Prix Fémina Etranger 2012
Ed. 10/18, traduit par Carine Chichereau, 148 p.
Un petit livre bien surprenant... et passionnant.
L'histoire véridique des picture brides, des milliers de jeunes japonaises qui s'exilent de leur pays au début du 20e siècle pour aller épouser quelque compatriote japonais immigré en Californie, dont elles ne connaissent que la photo.
Ces jeunes idéalistes pensent voguer vers le bonheur, la richesse et l'amour.
Elles découvriront la pauvreté, la brutalité de leurs maris, un labeur dur et incessant dans les champs ou dans le réduit d'une blanchisserie, la maternité puis le lien qui se distend avec leurs enfants américanisés, et le racisme, et la suspicion puis la condamnation.

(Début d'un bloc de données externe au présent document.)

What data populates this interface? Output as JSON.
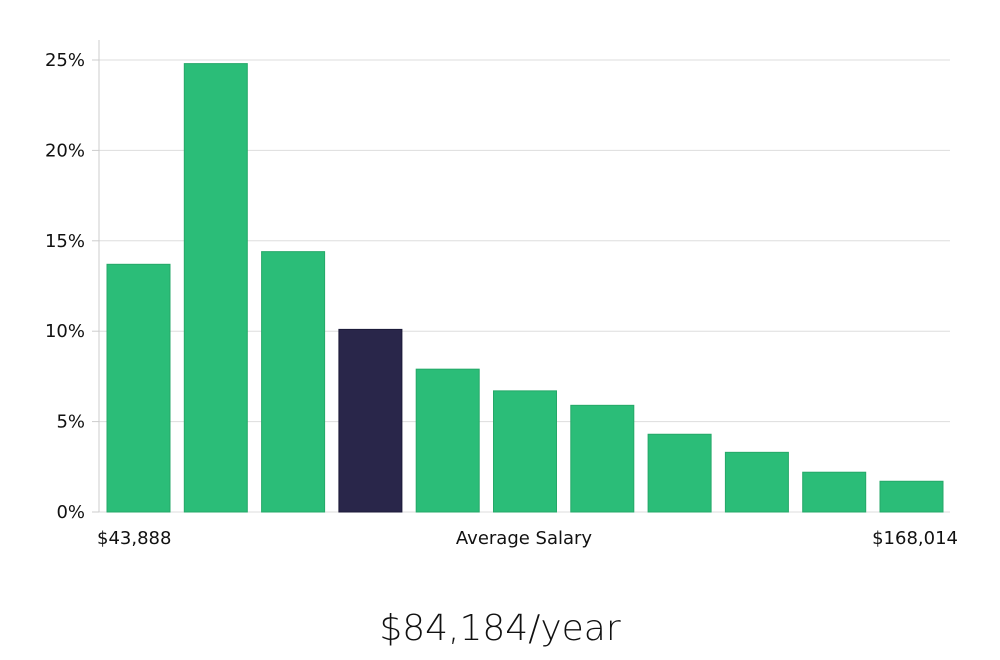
{
  "chart_data": {
    "type": "bar",
    "values": [
      13.7,
      24.8,
      14.4,
      10.1,
      7.9,
      6.7,
      5.9,
      4.3,
      3.3,
      2.2,
      1.7
    ],
    "highlight_index": 3,
    "ylim": [
      0,
      26
    ],
    "yticks": [
      0,
      5,
      10,
      15,
      20,
      25
    ],
    "ytick_labels": [
      "0%",
      "5%",
      "10%",
      "15%",
      "20%",
      "25%"
    ],
    "xlabel": "Average Salary",
    "x_min_label": "$43,888",
    "x_max_label": "$168,014",
    "grid": true,
    "colors": {
      "bar": "#2bbd78",
      "highlight": "#29264a",
      "grid": "#dddddd",
      "axis": "#cccccc"
    }
  },
  "summary": {
    "salary_text": "$84,184/year"
  }
}
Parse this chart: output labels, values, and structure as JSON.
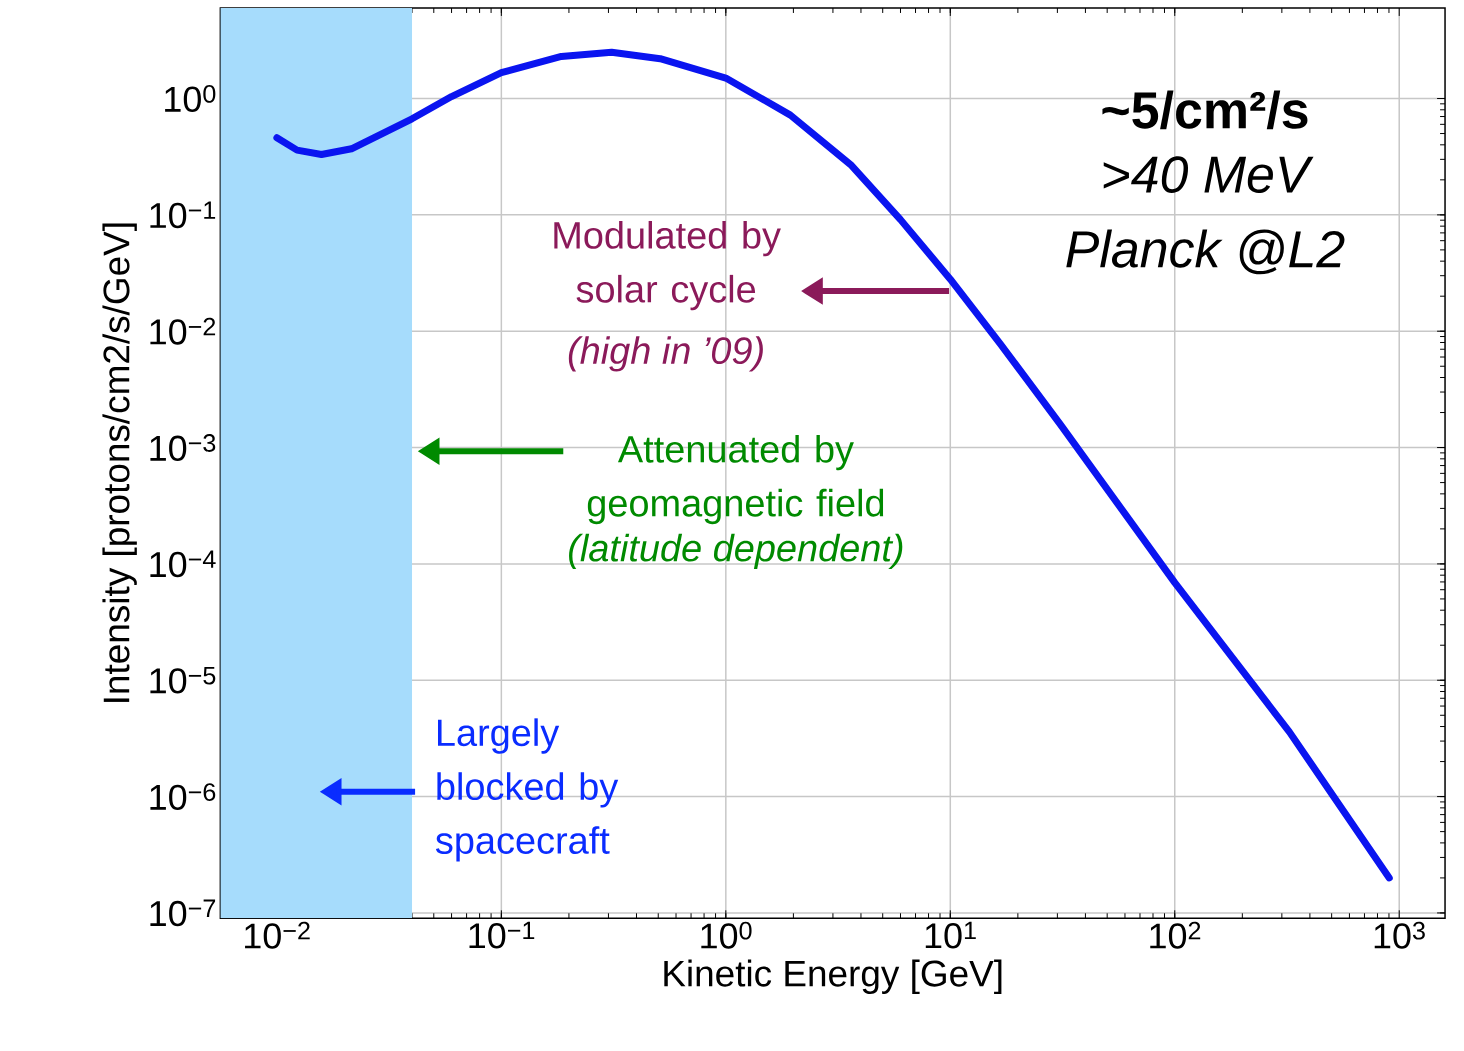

J'ai pensé souvent à John Steinbeck et ses chroniques de misère en Californie.
L'originalité du roman tient au sujet, sidérant, et au mode de narration choisi par l'auteur : elle ne raconte pas l'histoire d'une de ces picture brides, mais fait parler tour à tour nombre de ces exilées, de façon anonyme ou parfois en spécifiant quelques noms.
C'est donc un roman choral qui retranscrit les témoignages poignants de jeunes japonaises livrées au même sort. Je reconnais que cet usage du "nous" collectif tout au long du roman peut déstabiliser le lecteur, mais rapidement le propos prend le dessus.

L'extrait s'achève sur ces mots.